Senior Citizen Savings Scheme: With the recent hike in the SCSS interest rate by the government to 8.2%, elderly people now have the opportunity to avail an additional 0.8% interest. According to money experts, senior citizens can take advantage of higher interest rate by closing the previous scss account After assessing whether the penalty for closure of the old account is less than the additional interest earned in the new account.
“After completion of one year, the senior individual can prematurely withdraw from SCSS. Vineet Khandare, CEO and founder of MyFundBazaar said, if the withdrawal is made after the lapse of one year but before the lapse of two years from the date of deposit, a penalty of 1.50% of the deposit amount will be levied.
As per SCSS rules, the account can be closed before the maturity period of 5 years, but premature closure will attract penalty. Clear’s Archit Gupta said that the account can be closed before the maturity period of 5 years, but the penalty has to be paid.
SCSS rules on premature closure of account
1) No interest will be paid if the account is closed within the first year of opening
2) If the account is closed after one year but before two years, 1.5% of the principal amount will be deducted.
3) If the account is closed after two years but before five years, 1% of the principal amount will be deducted.
In which scenarios, would it be beneficial to switch to a new SCSS account?
For example, if a senior citizen Investment 10 lakh in February 2022 at 7.4% interest rate in SCSS account, quarterly interest 18,500. If they want to switch to a new account with 8.2% interest rate, they will have to pay a penalty of 1.5% of the principal amount, which is 15,000. In this case, switching to a new account would be beneficial as the gains outweigh the penalty for premature withdrawal. However, one should also consider the tax implications before making the switch, said Archit Gupta.
What if the senior citizen has availed tax benefits on the SCSS account which he wants to close?

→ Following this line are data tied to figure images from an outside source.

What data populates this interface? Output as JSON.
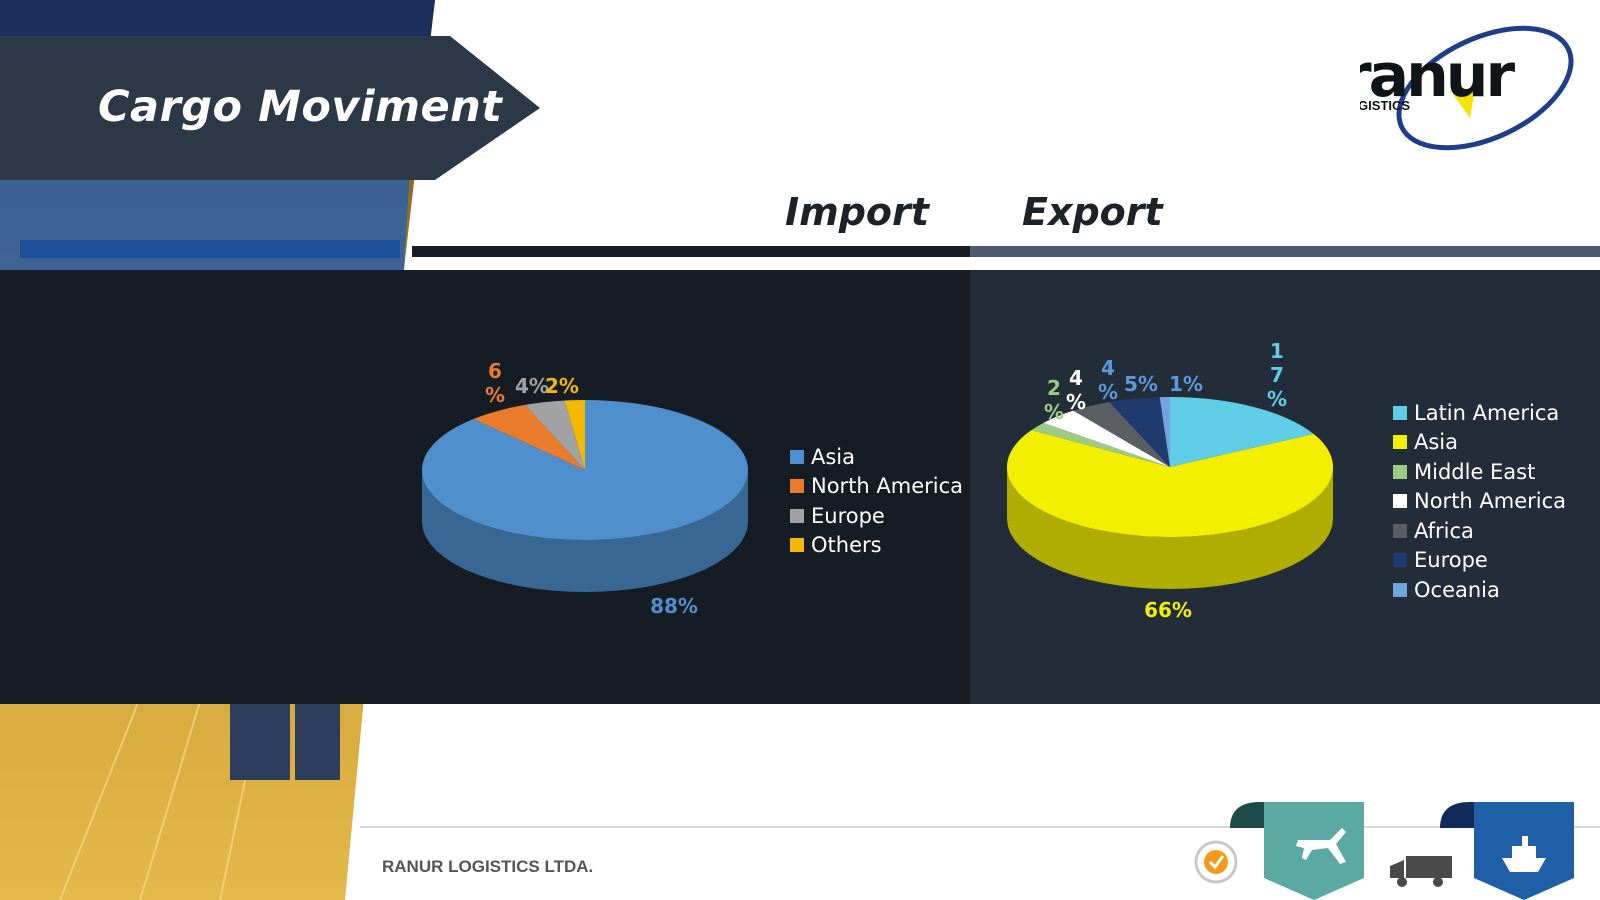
{
  "title": "Cargo Moviment",
  "logo": {
    "word": "ranur",
    "subtitle": "LOGISTICS"
  },
  "headers": {
    "import": "Import",
    "export": "Export"
  },
  "footer": {
    "company": "RANUR LOGISTICS LTDA."
  },
  "icons": [
    "sgs-cert-icon",
    "airplane-icon",
    "truck-icon",
    "ship-icon"
  ],
  "chart_data": [
    {
      "type": "pie",
      "title": "Import",
      "categories": [
        "Asia",
        "North America",
        "Europe",
        "Others"
      ],
      "values": [
        88,
        6,
        4,
        2
      ],
      "labels": [
        "88%",
        "6%",
        "4%",
        "2%"
      ],
      "colors": [
        "#4f8fcd",
        "#e87b2c",
        "#a0a2a4",
        "#f5b800"
      ],
      "legend_position": "right"
    },
    {
      "type": "pie",
      "title": "Export",
      "categories": [
        "Latin America",
        "Asia",
        "Middle East",
        "North America",
        "Africa",
        "Europe",
        "Oceania"
      ],
      "values": [
        17,
        66,
        2,
        4,
        4,
        5,
        1
      ],
      "labels": [
        "17%",
        "66%",
        "2%",
        "4%",
        "4%",
        "5%",
        "1%"
      ],
      "colors": [
        "#5fcde6",
        "#f2f000",
        "#9ccb84",
        "#ffffff",
        "#5a5d62",
        "#1f3a6e",
        "#6fa5dc"
      ],
      "legend_position": "right"
    }
  ]
}
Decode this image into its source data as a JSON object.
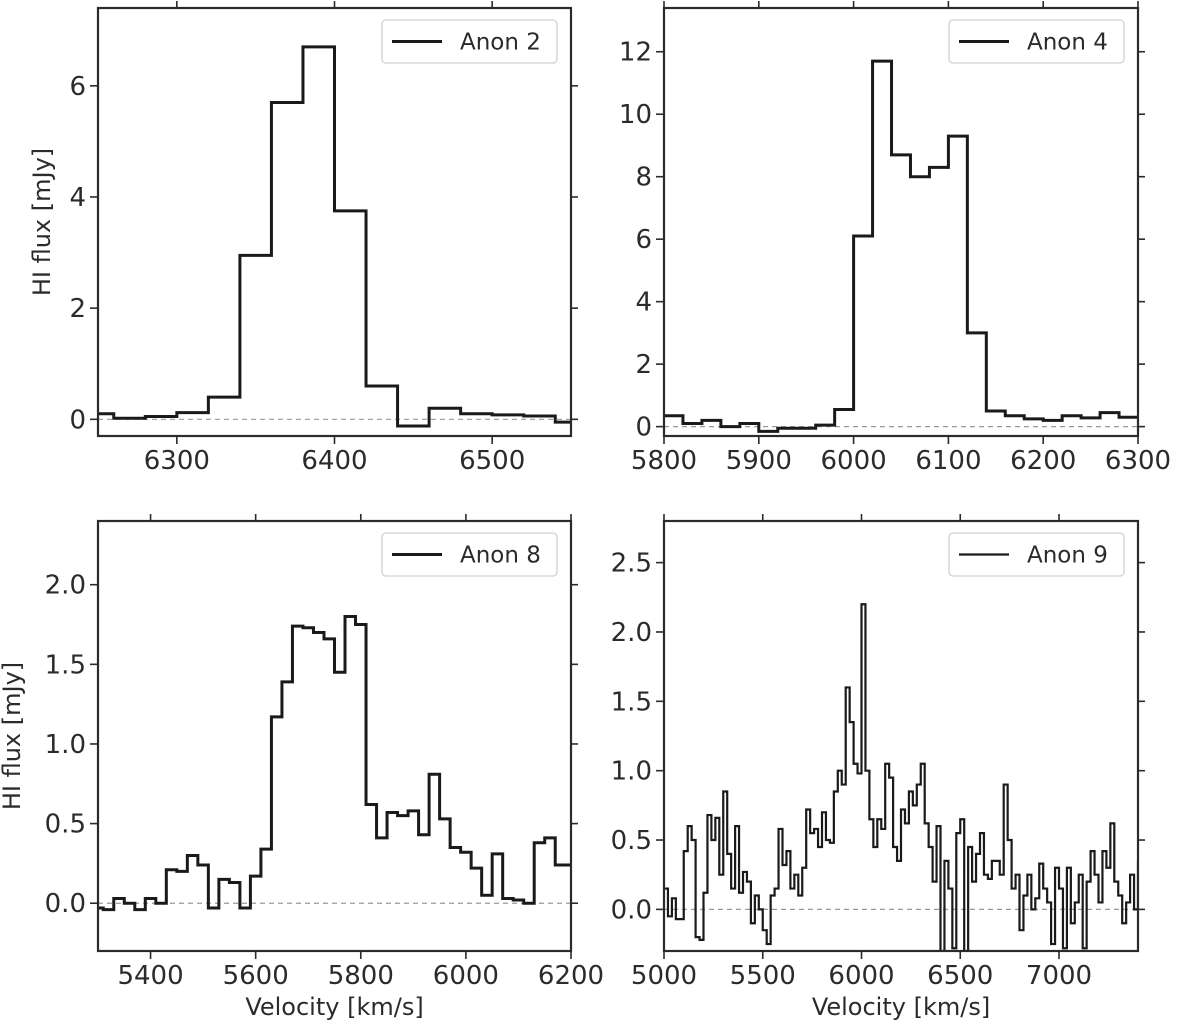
{
  "chart_data": [
    {
      "type": "line",
      "drawstyle": "step",
      "legend": "Anon 2",
      "legend_position": "top-right",
      "xlabel": "",
      "ylabel": "HI flux [mJy]",
      "xlim": [
        6250,
        6550
      ],
      "ylim": [
        -0.3,
        7.4
      ],
      "xticks": [
        6300,
        6400,
        6500
      ],
      "yticks": [
        0,
        2,
        4,
        6
      ],
      "baseline": 0,
      "x": [
        6250,
        6260,
        6280,
        6300,
        6320,
        6340,
        6360,
        6380,
        6400,
        6420,
        6440,
        6460,
        6480,
        6500,
        6520,
        6540,
        6550
      ],
      "y": [
        0.1,
        0.02,
        0.05,
        0.12,
        0.4,
        2.95,
        5.7,
        6.7,
        3.75,
        0.6,
        -0.12,
        0.2,
        0.1,
        0.08,
        0.06,
        -0.05,
        -0.05
      ]
    },
    {
      "type": "line",
      "drawstyle": "step",
      "legend": "Anon 4",
      "legend_position": "top-right",
      "xlabel": "",
      "ylabel": "",
      "xlim": [
        5800,
        6300
      ],
      "ylim": [
        -0.3,
        13.4
      ],
      "xticks": [
        5800,
        5900,
        6000,
        6100,
        6200,
        6300
      ],
      "yticks": [
        0,
        2,
        4,
        6,
        8,
        10,
        12
      ],
      "baseline": 0,
      "x": [
        5800,
        5820,
        5840,
        5860,
        5880,
        5900,
        5920,
        5940,
        5960,
        5980,
        6000,
        6020,
        6040,
        6060,
        6080,
        6100,
        6120,
        6140,
        6160,
        6180,
        6200,
        6220,
        6240,
        6260,
        6280,
        6300
      ],
      "y": [
        0.35,
        0.1,
        0.2,
        0.0,
        0.1,
        -0.15,
        -0.05,
        -0.05,
        0.05,
        0.55,
        6.1,
        11.7,
        8.7,
        8.0,
        8.3,
        9.3,
        3.0,
        0.5,
        0.35,
        0.25,
        0.2,
        0.35,
        0.28,
        0.45,
        0.3,
        0.3
      ]
    },
    {
      "type": "line",
      "drawstyle": "step",
      "legend": "Anon 8",
      "legend_position": "top-right",
      "xlabel": "Velocity [km/s]",
      "ylabel": "HI flux [mJy]",
      "xlim": [
        5300,
        6200
      ],
      "ylim": [
        -0.3,
        2.4
      ],
      "xticks": [
        5400,
        5600,
        5800,
        6000,
        6200
      ],
      "yticks": [
        0.0,
        0.5,
        1.0,
        1.5,
        2.0
      ],
      "baseline": 0,
      "x": [
        5300,
        5310,
        5330,
        5350,
        5370,
        5390,
        5410,
        5430,
        5450,
        5470,
        5490,
        5510,
        5530,
        5550,
        5570,
        5590,
        5610,
        5630,
        5650,
        5670,
        5690,
        5710,
        5730,
        5750,
        5770,
        5790,
        5810,
        5830,
        5850,
        5870,
        5890,
        5910,
        5930,
        5950,
        5970,
        5990,
        6010,
        6030,
        6050,
        6070,
        6090,
        6110,
        6130,
        6150,
        6170,
        6190,
        6200
      ],
      "y": [
        -0.03,
        -0.04,
        0.03,
        0.0,
        -0.04,
        0.03,
        0.0,
        0.21,
        0.2,
        0.3,
        0.24,
        -0.03,
        0.15,
        0.13,
        -0.03,
        0.17,
        0.34,
        1.17,
        1.39,
        1.74,
        1.73,
        1.7,
        1.66,
        1.45,
        1.8,
        1.75,
        0.62,
        0.41,
        0.57,
        0.55,
        0.58,
        0.43,
        0.81,
        0.53,
        0.35,
        0.32,
        0.22,
        0.05,
        0.31,
        0.03,
        0.02,
        0.0,
        0.38,
        0.41,
        0.24,
        0.24,
        0.24
      ]
    },
    {
      "type": "line",
      "drawstyle": "step",
      "legend": "Anon 9",
      "legend_position": "top-right",
      "xlabel": "Velocity [km/s]",
      "ylabel": "",
      "xlim": [
        5000,
        7400
      ],
      "ylim": [
        -0.3,
        2.8
      ],
      "xticks": [
        5000,
        5500,
        6000,
        6500,
        7000
      ],
      "yticks": [
        0.0,
        0.5,
        1.0,
        1.5,
        2.0,
        2.5
      ],
      "baseline": 0,
      "x": [
        5000,
        5020,
        5040,
        5060,
        5080,
        5100,
        5120,
        5140,
        5160,
        5180,
        5200,
        5220,
        5240,
        5260,
        5280,
        5300,
        5320,
        5340,
        5360,
        5380,
        5400,
        5420,
        5440,
        5460,
        5480,
        5500,
        5520,
        5540,
        5560,
        5580,
        5600,
        5620,
        5640,
        5660,
        5680,
        5700,
        5720,
        5740,
        5760,
        5780,
        5800,
        5820,
        5840,
        5860,
        5880,
        5900,
        5920,
        5940,
        5960,
        5980,
        6000,
        6020,
        6040,
        6060,
        6080,
        6100,
        6120,
        6140,
        6160,
        6180,
        6200,
        6220,
        6240,
        6260,
        6280,
        6300,
        6320,
        6340,
        6360,
        6380,
        6400,
        6420,
        6440,
        6460,
        6480,
        6500,
        6520,
        6540,
        6560,
        6580,
        6600,
        6620,
        6640,
        6660,
        6680,
        6700,
        6720,
        6740,
        6760,
        6780,
        6800,
        6820,
        6840,
        6860,
        6880,
        6900,
        6920,
        6940,
        6960,
        6980,
        7000,
        7020,
        7040,
        7060,
        7080,
        7100,
        7120,
        7140,
        7160,
        7180,
        7200,
        7220,
        7240,
        7260,
        7280,
        7300,
        7320,
        7340,
        7360,
        7380,
        7400
      ],
      "y": [
        0.15,
        -0.05,
        0.08,
        -0.07,
        -0.07,
        0.42,
        0.6,
        0.5,
        -0.2,
        -0.22,
        0.12,
        0.68,
        0.5,
        0.66,
        0.25,
        0.85,
        0.4,
        0.15,
        0.6,
        0.12,
        0.27,
        0.2,
        -0.1,
        0.1,
        0.0,
        -0.15,
        -0.25,
        0.1,
        0.15,
        0.58,
        0.32,
        0.42,
        0.15,
        0.25,
        0.1,
        0.3,
        0.72,
        0.55,
        0.58,
        0.45,
        0.7,
        0.5,
        0.48,
        0.85,
        1.0,
        0.9,
        1.6,
        1.35,
        1.05,
        0.98,
        2.2,
        1.0,
        0.65,
        0.45,
        0.65,
        0.58,
        1.05,
        0.95,
        0.45,
        0.35,
        0.72,
        0.62,
        0.85,
        0.75,
        0.9,
        1.05,
        0.62,
        0.45,
        0.2,
        0.6,
        -0.3,
        0.35,
        0.15,
        -0.28,
        0.55,
        0.65,
        -0.3,
        0.45,
        0.2,
        0.4,
        0.55,
        0.25,
        0.22,
        0.35,
        0.35,
        0.25,
        0.9,
        0.5,
        0.15,
        0.25,
        -0.15,
        0.1,
        0.25,
        0.0,
        0.08,
        0.33,
        0.15,
        0.05,
        -0.25,
        0.3,
        0.15,
        -0.28,
        0.3,
        -0.1,
        0.05,
        0.25,
        -0.28,
        0.2,
        0.42,
        0.25,
        0.05,
        0.42,
        0.3,
        0.62,
        0.2,
        0.1,
        -0.1,
        0.05,
        0.25,
        0.0,
        0.35
      ]
    }
  ]
}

Individuals investing in SCSS can avail tax deductions 1.5 lakh under section 80C. “If a senior citizen has already claimed this deduction and decides to prematurely close the account, he will have to pay tax on the amount already exempted as the maturity period of the account is 5 years. To avoid losing tax benefits, senior citizens can maintain 1.5 Lakh in old account and withdraw only above amount 1.5 lakh,” Gupta explained.
SCSS interest rate has been increased from 8 per cent to 8.2 per cent for the April-June quarter. Once invested, the interest rate remains constant throughout the tenure. Presenting the Union Budget 2023, Finance Minister Nirmala Sitharaman announced an increase in the deposit limit under SCSS 30 lakhs, from 15 lakh for a single account holder from this financial year.